Cyber Crime
Russia-Linked Hacker Group TAG-110 Hits 60+ Targets Across Asia and Europe in Espionage Blitz
A cyberespionage group with suspected ties to Russia has been linked to over 60 incidents targeting organizations across Asia and Europe, particularly in government, education, and human rights sectors, according to a report by Recorded Future.
Known as TAG-110, the group was first identified in May 2023 and shares similarities with UAC-0063, which Ukraine’s CERT team attributes to the Russian state-sponsored APT group APT28 (also referred to as Fancy Bear, BlueDelta, and Sofacy). However, evidence suggests TAG-110 has been active since at least 2021, focusing on entities in Central Asia, India, Israel, Mongolia, and Ukraine.

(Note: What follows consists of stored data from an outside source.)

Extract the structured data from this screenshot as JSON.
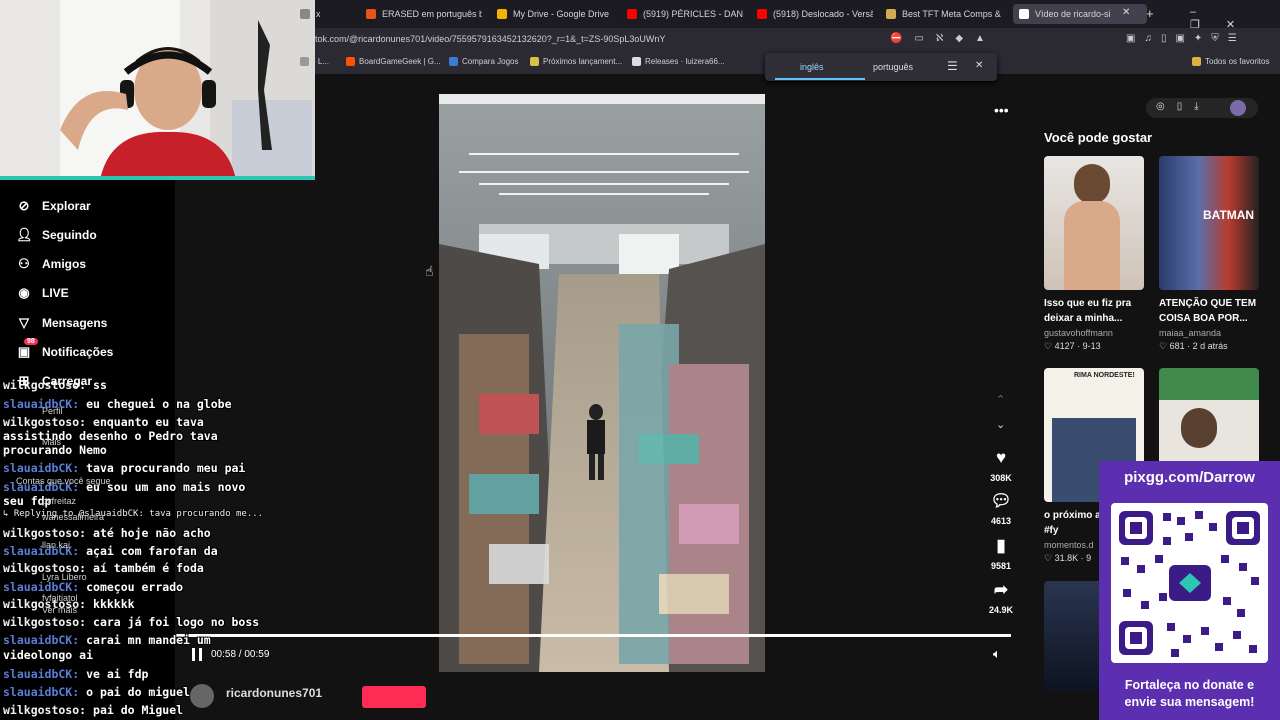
{
  "tabs": [
    {
      "label": "x",
      "color": "#888"
    },
    {
      "label": "ERASED em português bras",
      "color": "#e8541c"
    },
    {
      "label": "My Drive - Google Drive",
      "color": "#f2b400"
    },
    {
      "label": "(5919) PÉRICLES - DANÇA",
      "color": "#ff0000"
    },
    {
      "label": "(5918) Deslocado - Versão",
      "color": "#ff0000"
    },
    {
      "label": "Best TFT Meta Comps & Bu",
      "color": "#d4a94f"
    },
    {
      "label": "Vídeo de ricardo-si",
      "color": "#fff"
    }
  ],
  "url": "tok.com/@ricardonunes701/video/7559579163452132620?_r=1&_t=ZS-90SpL3oUWnY",
  "bookmarks": [
    {
      "label": "- L...",
      "color": "#999"
    },
    {
      "label": "BoardGameGeek | G...",
      "color": "#ff5100"
    },
    {
      "label": "Compara Jogos",
      "color": "#3a7bd5"
    },
    {
      "label": "Próximos lançament...",
      "color": "#d8c04a"
    },
    {
      "label": "Releases · luizera66...",
      "color": "#ddd"
    },
    {
      "label": "Todos os favoritos",
      "color": "#e0b040"
    }
  ],
  "translate": {
    "lang_from": "inglês",
    "lang_to": "português"
  },
  "nav": [
    {
      "label": "Explorar",
      "icon": "compass-icon"
    },
    {
      "label": "Seguindo",
      "icon": "person-icon"
    },
    {
      "label": "Amigos",
      "icon": "people-icon"
    },
    {
      "label": "LIVE",
      "icon": "live-icon"
    },
    {
      "label": "Mensagens",
      "icon": "send-icon"
    },
    {
      "label": "Notificações",
      "icon": "inbox-icon",
      "badge": "98"
    },
    {
      "label": "Carregar",
      "icon": "upload-icon"
    }
  ],
  "sidebar_ghost": [
    "Perfil",
    "Mais",
    "Contas que você segue",
    "pvfreitaz",
    "wanessalimeira",
    "llan.kai",
    "Lyra Libero",
    "fvfaitiatol",
    "Ver mais"
  ],
  "player": {
    "time": "00:58 / 00:59",
    "progress": 0.98
  },
  "actions": [
    {
      "icon": "heart-icon",
      "count": "308K"
    },
    {
      "icon": "comment-icon",
      "count": "4613"
    },
    {
      "icon": "bookmark-icon",
      "count": "9581"
    },
    {
      "icon": "share-icon",
      "count": "24.9K"
    }
  ],
  "author": "ricardonunes701",
  "recommend": {
    "heading": "Você pode gostar",
    "cards": [
      {
        "title": "Isso que eu fiz pra deixar a minha...",
        "user": "gustavohoffmann",
        "likes": "4127",
        "date": "9-13"
      },
      {
        "title": "ATENÇÃO QUE TEM COISA BOA POR...",
        "user": "maiaa_amanda",
        "likes": "681",
        "date": "2 d atrás"
      },
      {
        "title": "o próximo a JOTAPÉ #fy",
        "user": "momentos.d",
        "likes": "31.8K",
        "date": "9",
        "thumb_text": "RIMA NORDESTE!"
      }
    ]
  },
  "chat": [
    {
      "user": "wilkgostoso:",
      "text": "ss",
      "color": "u1"
    },
    {
      "user": "slauaidbCK:",
      "text": "eu cheguei o na globe",
      "color": "u2"
    },
    {
      "user": "wilkgostoso:",
      "text": "enquanto eu tava",
      "color": "u1"
    },
    {
      "user": "",
      "text": "assistindo desenho o Pedro tava",
      "color": "u1"
    },
    {
      "user": "",
      "text": "procurando Nemo",
      "color": "u1"
    },
    {
      "user": "slauaidbCK:",
      "text": "tava procurando meu pai",
      "color": "u2"
    },
    {
      "user": "slauaidbCK:",
      "text": "eu sou um ano mais novo",
      "color": "u2"
    },
    {
      "user": "",
      "text": "seu fdp",
      "color": "u2"
    },
    {
      "user": "↳ Replying to @slauaidbCK: tava procurando me...",
      "text": "",
      "color": "u1"
    },
    {
      "user": "wilkgostoso:",
      "text": "até hoje não acho",
      "color": "u1"
    },
    {
      "user": "slauaidbCK:",
      "text": "açai com farofan da",
      "color": "u2"
    },
    {
      "user": "wilkgostoso:",
      "text": "aí também é foda",
      "color": "u1"
    },
    {
      "user": "slauaidbCK:",
      "text": "começou errado",
      "color": "u2"
    },
    {
      "user": "wilkgostoso:",
      "text": "kkkkkk",
      "color": "u1"
    },
    {
      "user": "wilkgostoso:",
      "text": "cara já foi logo no boss",
      "color": "u1"
    },
    {
      "user": "slauaidbCK:",
      "text": "carai mn mandei um",
      "color": "u2"
    },
    {
      "user": "",
      "text": "videolongo ai",
      "color": "u2"
    },
    {
      "user": "slauaidbCK:",
      "text": "ve ai fdp",
      "color": "u2"
    },
    {
      "user": "slauaidbCK:",
      "text": "o pai do miguel",
      "color": "u2"
    },
    {
      "user": "wilkgostoso:",
      "text": "pai do Miguel",
      "color": "u1"
    }
  ],
  "donate": {
    "site": "pixgg.com/Darrow",
    "message": "Fortaleça no donate e envie sua mensagem!"
  }
}
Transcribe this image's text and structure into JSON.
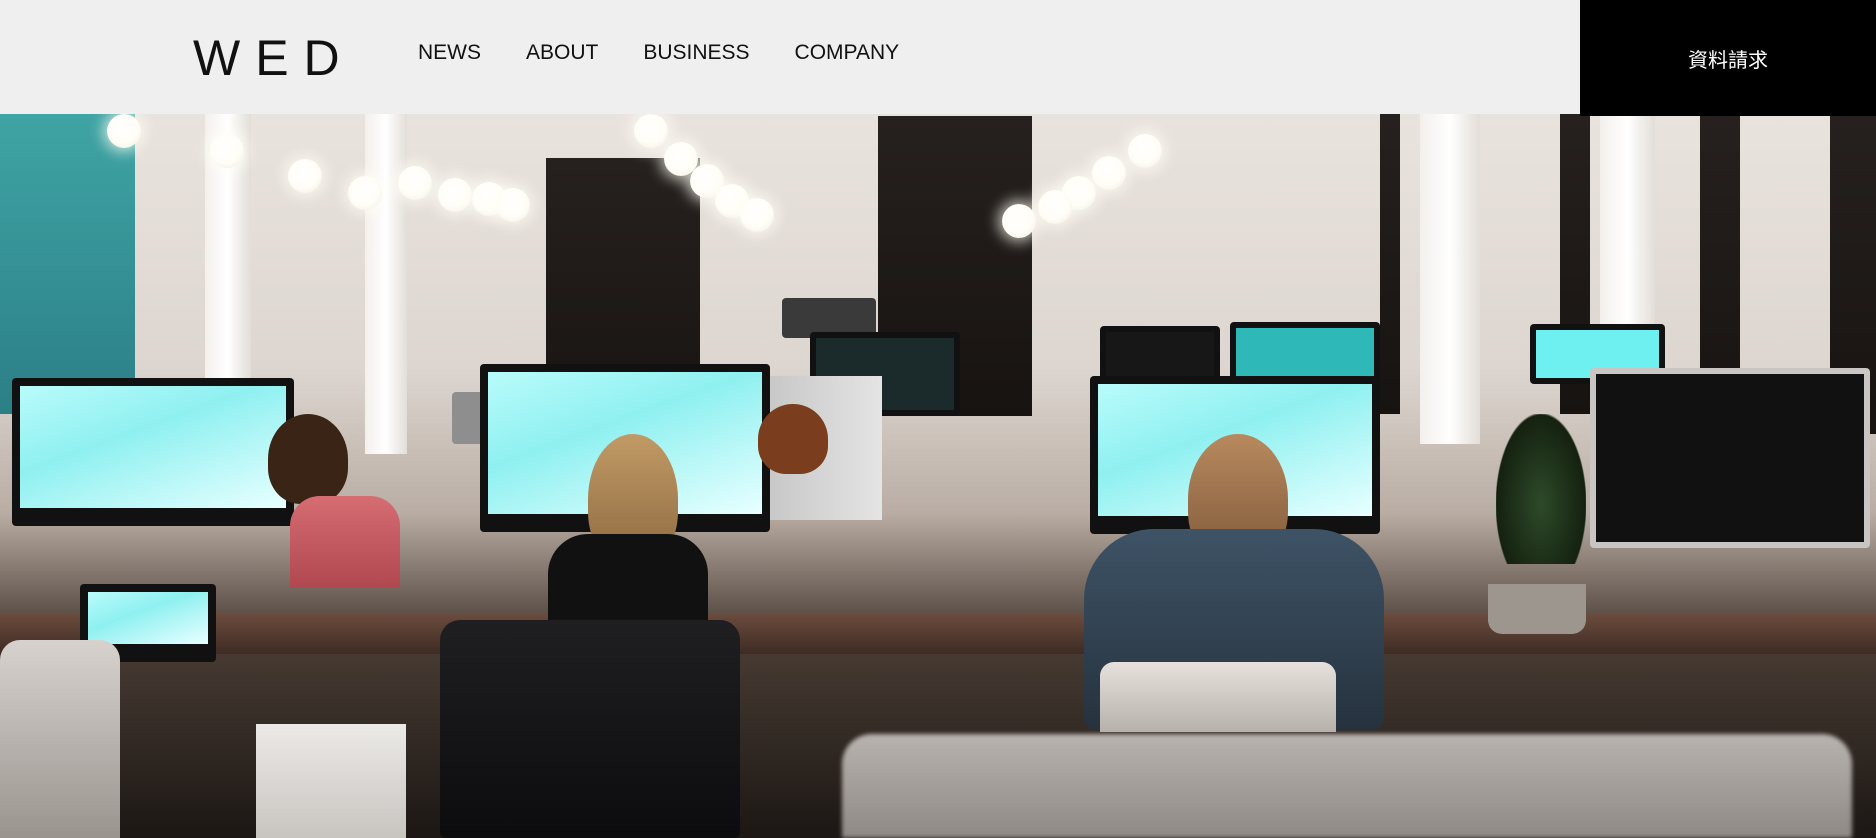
{
  "header": {
    "logo": "WED",
    "nav": [
      "NEWS",
      "ABOUT",
      "BUSINESS",
      "COMPANY"
    ],
    "cta_label": "資料請求"
  },
  "hero": {
    "image": "office-interior-photo"
  },
  "colors": {
    "header_bg": "#efefef",
    "cta_bg": "#000000",
    "cta_text": "#ffffff",
    "nav_text": "#111111"
  }
}
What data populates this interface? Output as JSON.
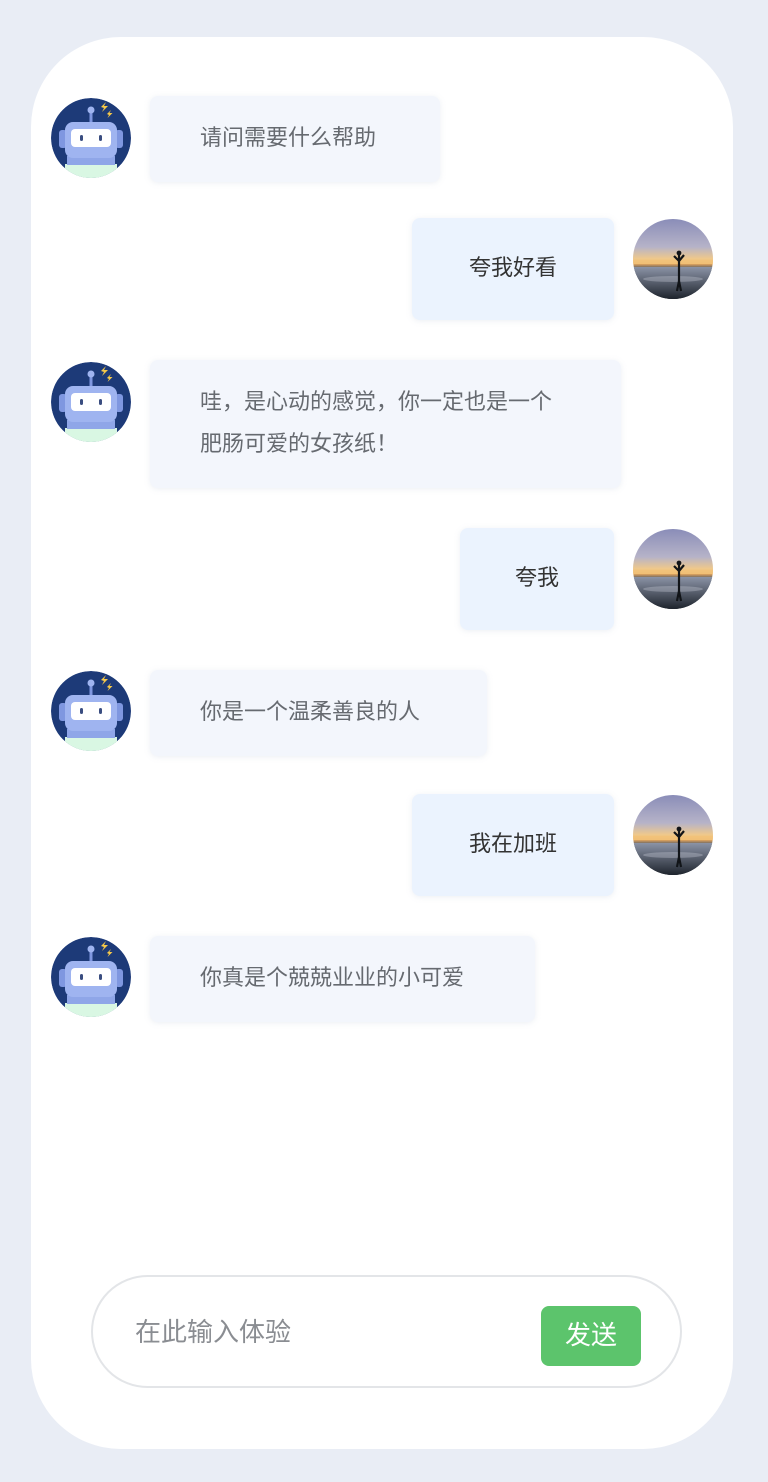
{
  "messages": [
    {
      "role": "bot",
      "text": "请问需要什么帮助"
    },
    {
      "role": "user",
      "text": "夸我好看"
    },
    {
      "role": "bot",
      "text": "哇，是心动的感觉，你一定也是一个肥肠可爱的女孩纸！"
    },
    {
      "role": "user",
      "text": "夸我"
    },
    {
      "role": "bot",
      "text": "你是一个温柔善良的人"
    },
    {
      "role": "user",
      "text": "我在加班"
    },
    {
      "role": "bot",
      "text": "你真是个兢兢业业的小可爱"
    }
  ],
  "composer": {
    "placeholder": "在此输入体验",
    "value": "",
    "send_label": "发送"
  },
  "icons": {
    "bot_avatar": "robot-avatar-icon",
    "user_avatar": "beach-sunset-avatar"
  },
  "colors": {
    "send_button": "#5cc46c",
    "bot_bubble": "#f3f6fc",
    "user_bubble": "#ebf3fe",
    "frame": "#e9edf5"
  }
}
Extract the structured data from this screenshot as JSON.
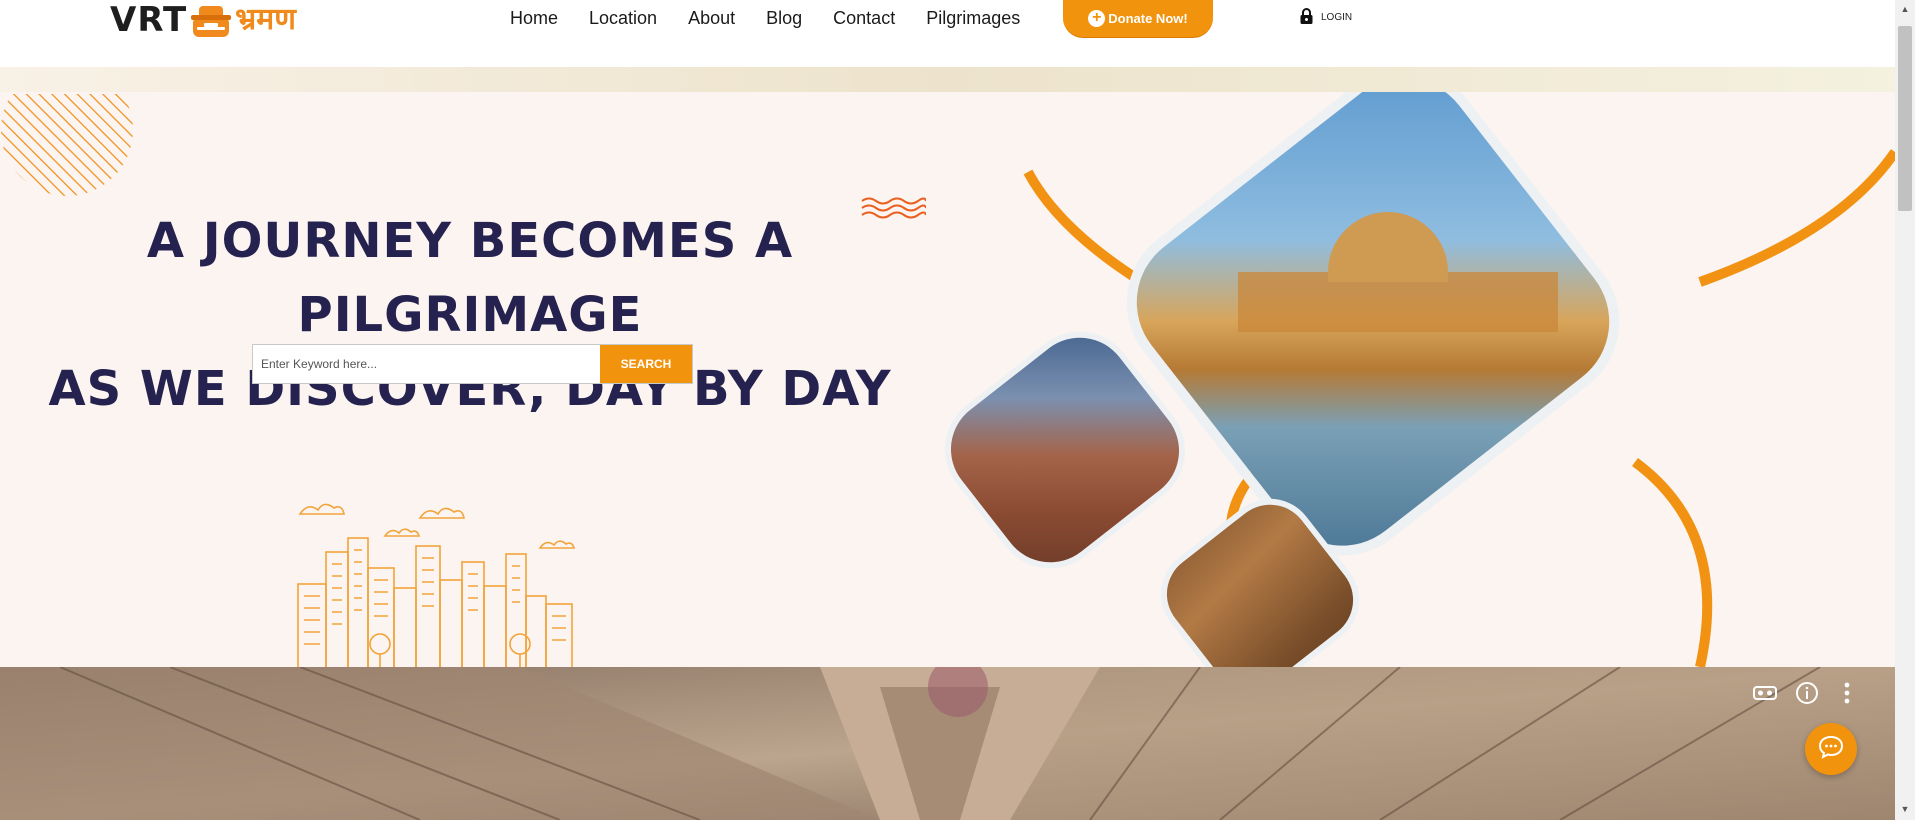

Recent campaigns by TAG-110, uncovered by Recorded Future, deployed malware like HatVibe and CherrySpy against targets in Tajikistan, Kyrgyzstan, Turkmenistan, and Kazakhstan, as well as victims in countries such as Armenia, China, Greece, and Hungary. High-profile targets included Kazakhstan’s KMG-Security, an educational institution in Tajikistan, and Uzbekistan’s National Center for Human Rights.
TAG-110 employs sophisticated tactics, including malicious email attachments and exploiting vulnerable internet-facing services like Rejetto HTTP File Server. HatVibe, a custom HTML Application loader introduced in 2023, facilitates the execution of commands from the group’s command-and-control (C&C) servers. Meanwhile, CherrySpy, a Python-based backdoor, ensures persistence and enables continuous monitoring and data exfiltration.
Recorded Future notes that TAG-110’s activities align with Russia’s geopolitical interests, particularly in maintaining influence in Central Asia. Intelligence gathered likely supports Moscow’s military and strategic objectives, reinforcing its regional presence amidst global tensions.